The query engine subcommand sends one request to the engine API and reports metrics. --prompt supports placeholders: {lmcache} loads lmcache/cli/documents/lmcache.txt, and custom documents can be passed with --documents NAME=PATH. The prompt token count is taken directly from the usage data reported by the engine (stream_options: {include_usage: true}).

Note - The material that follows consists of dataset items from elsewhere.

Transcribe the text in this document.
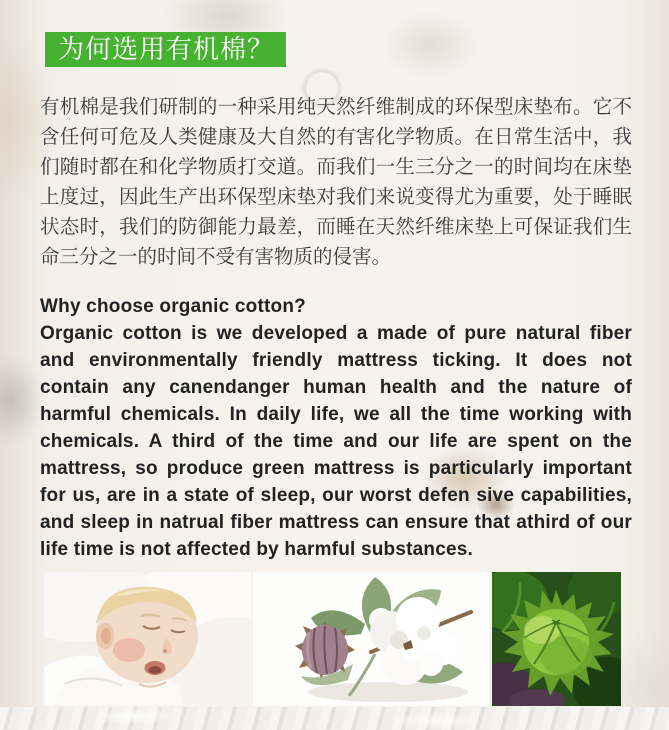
为何选用有机棉？
有机棉是我们研制的一种采用纯天然纤维制成的环保型床垫布。它不
含任何可危及人类健康及大自然的有害化学物质。在日常生活中，我
们随时都在和化学物质打交道。而我们一生三分之一的时间均在床垫
上度过，因此生产出环保型床垫对我们来说变得尤为重要，处于睡眠
状态时，我们的防御能力最差，而睡在天然纤维床垫上可保证我们生
命三分之一的时间不受有害物质的侵害。
Why choose organic cotton?
Organic cotton is we developed a made of pure natural fiber
and environmentally friendly mattress ticking. It does not
contain any canendanger human health and the nature of
harmful chemicals. In daily life, we all the time working with
chemicals. A third of the time and our life are spent on the
mattress, so produce green mattress is particularly important
for us, are in a state of sleep, our worst defen sive capabilities,
and sleep in natrual fiber mattress can ensure that athird of our
life time is not affected by harmful substances.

lmcache query engine --url http://localhost:8000/v1 \
  --prompt "{lmcache} Summarize LMCache usage." \
  --format terminal \
  --max-tokens 128
================= Query Engine =================
Model:                         facebook/opt-125m
Input tokens:                                618
--------------- Latency Metrics ----------------
Output tokens:                                 9
TTFT (ms):                                 26.88
TPOT (ms/token):                            0.91
Total latency (ms):                        35.05
Throughput (tokens/s):                   1100.64
================================================

Options#

Flag

Required

Description

--url URL

Yes

Serving engine base URL (e.g. http://localhost:8000/v1).

--prompt TEXT

Yes

Prompt text with optional {name} placeholders. {lmcache} expands to the bundled sample document.

--model ID

No

Model ID for the serving engine. Auto-detected from the engine’s reported usage if omitted.

--max-tokens N

No

Maximum completion tokens (default: 128).

--timeout SECS

No

HTTP timeout in seconds (default: 30).

--documents NAME=PATH

No

Load file text for {NAME} in --prompt. Accepts one or more NAME=PATH values.

--completions

No

Use POST /v1/completions only.

--chat-first

No

Try /v1/chat/completions first, then fall back to /v1/completions.

--format

No

Output format: terminal (default) or json.

--output PATH

No

Save metrics to a file (format follows --format).

-q / --quiet

No

Suppress stdout output. Exit code only.